May 19
Google Ignores Blackhat Sites
Picture this…
You have great Search Engine rankings for the majority of phrases you’re interested in being found for, then you start to notice a slip in your Google positioning, you follow the decline of your site in Google’s rankings for a few days and notice that there are 3 domains that continue to show up at the top of Google’s results - where your site USED to be.
You haven’t done anything “illegal” to your site that would cause it to start showing up lower in the SERPs. You check your robots.txt file and that hasn’t changed - the Search Engine’s are still crawling the site.
You haven’t signed up for any link farms or gained 1000 links overnight - so that’s not it!
You decide to research the 3 domains that started outranking your site & you find:
1. these 3 domains are registered to the same person…interesting
2. there are over 100 domains registered to this person…hmmm, that’s strange
3. each site is a direct duplicate of each other, the only difference is the change in the excessive amount of keywords used…oh boy
4. when you search your company name in Google, the spam sites are ranking using your meta-tags and copy from the site...what the hell?
5. this 1 competitor is implementing the following spam/unethical SEO techniques that are prohibited by Google on over 100 domains:
- image based text
- multiple domains with identical content
- overuse of keywords
- use of deceptive & misleading links
- spammy URL structure
Let’s handle the spam issue first, I’ve addressed the #4 issue (copyright infringement) from above in another post - So now what?

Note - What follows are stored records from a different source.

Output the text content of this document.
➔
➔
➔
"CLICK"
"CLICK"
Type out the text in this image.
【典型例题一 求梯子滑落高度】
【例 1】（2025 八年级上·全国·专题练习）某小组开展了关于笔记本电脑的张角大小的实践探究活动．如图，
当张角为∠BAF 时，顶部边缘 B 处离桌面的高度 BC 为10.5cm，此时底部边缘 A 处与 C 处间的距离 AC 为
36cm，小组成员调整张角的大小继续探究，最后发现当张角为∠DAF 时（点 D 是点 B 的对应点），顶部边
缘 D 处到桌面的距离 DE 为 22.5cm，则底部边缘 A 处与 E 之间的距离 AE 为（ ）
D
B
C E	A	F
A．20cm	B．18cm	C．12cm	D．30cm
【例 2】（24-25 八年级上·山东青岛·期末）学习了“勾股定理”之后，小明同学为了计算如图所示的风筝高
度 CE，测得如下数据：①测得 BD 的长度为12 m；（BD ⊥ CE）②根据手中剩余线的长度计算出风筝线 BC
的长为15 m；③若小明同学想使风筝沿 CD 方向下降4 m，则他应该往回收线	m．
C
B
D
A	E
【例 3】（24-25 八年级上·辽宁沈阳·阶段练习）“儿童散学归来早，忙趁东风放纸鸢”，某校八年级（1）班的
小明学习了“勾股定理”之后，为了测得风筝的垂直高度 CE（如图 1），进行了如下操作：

You make sure that Google knows about this - what’s the easiest and best way to do this? Matt Cutts (Engineer at Google) tells us to submit the site to Google’s spam report. I’m sure this works for some people, in this case, it didn’t! We submitted the sites we found most often in Google’s results to the online spam report form…it’s been 3 months, we’re still waiting.
Next, we put together documentation on some of the over 100 domains that are implementing the blackhat SEO tactics (including whois data, examples of the blackhat offenses, list of 108 domains, etc) and sent a nice PowerPoint to: spamreport@google.com - once on February 1st, 2008 and a second time on May 7th, 2008.
A few things have improved (ie: the exact offensive inside URLs are gone); however, the domains continue to rank in Google for high traffic phrases. Do the pages within this site look the same to you?
www.ocf.com/account_receivable_loan.htm
www.ocf.com/factoring_account_receivables.htm
www.ocf.com/factoring_government_vendor.htm
www.ocf.com/factoring_history.htm
www.ocf.com/factoring_loan.htm
www.ocf.com/factoring-account-receivables-article.htm
www.ocf.com/invoice_factoring_rate.htm
www.ocf.com/invoice-factoring-company/invoice/Factoring-Healthcare-Staffing-company-invoice-factoring-company.htm
www.ocf.com/receivables-factoring-article.htm
Do these look familiar?
www.businessreceivablefactoring.net
www.factoring-services.org
www.invoicefactoringcompanies.org
www.medicalstaffingagency.org
www.occfactor.com
www.professionalstaffing.org
www.recruitmentandstaffing.org
www.sdcf.com/factoringbenefits.htm
www.sellingaccountsreceivable.com
www.staffingorganization.org
What we would hope would happen is that Google takes action by no longer indexing & ranking these spammy domains in order to offer a better experience for their users.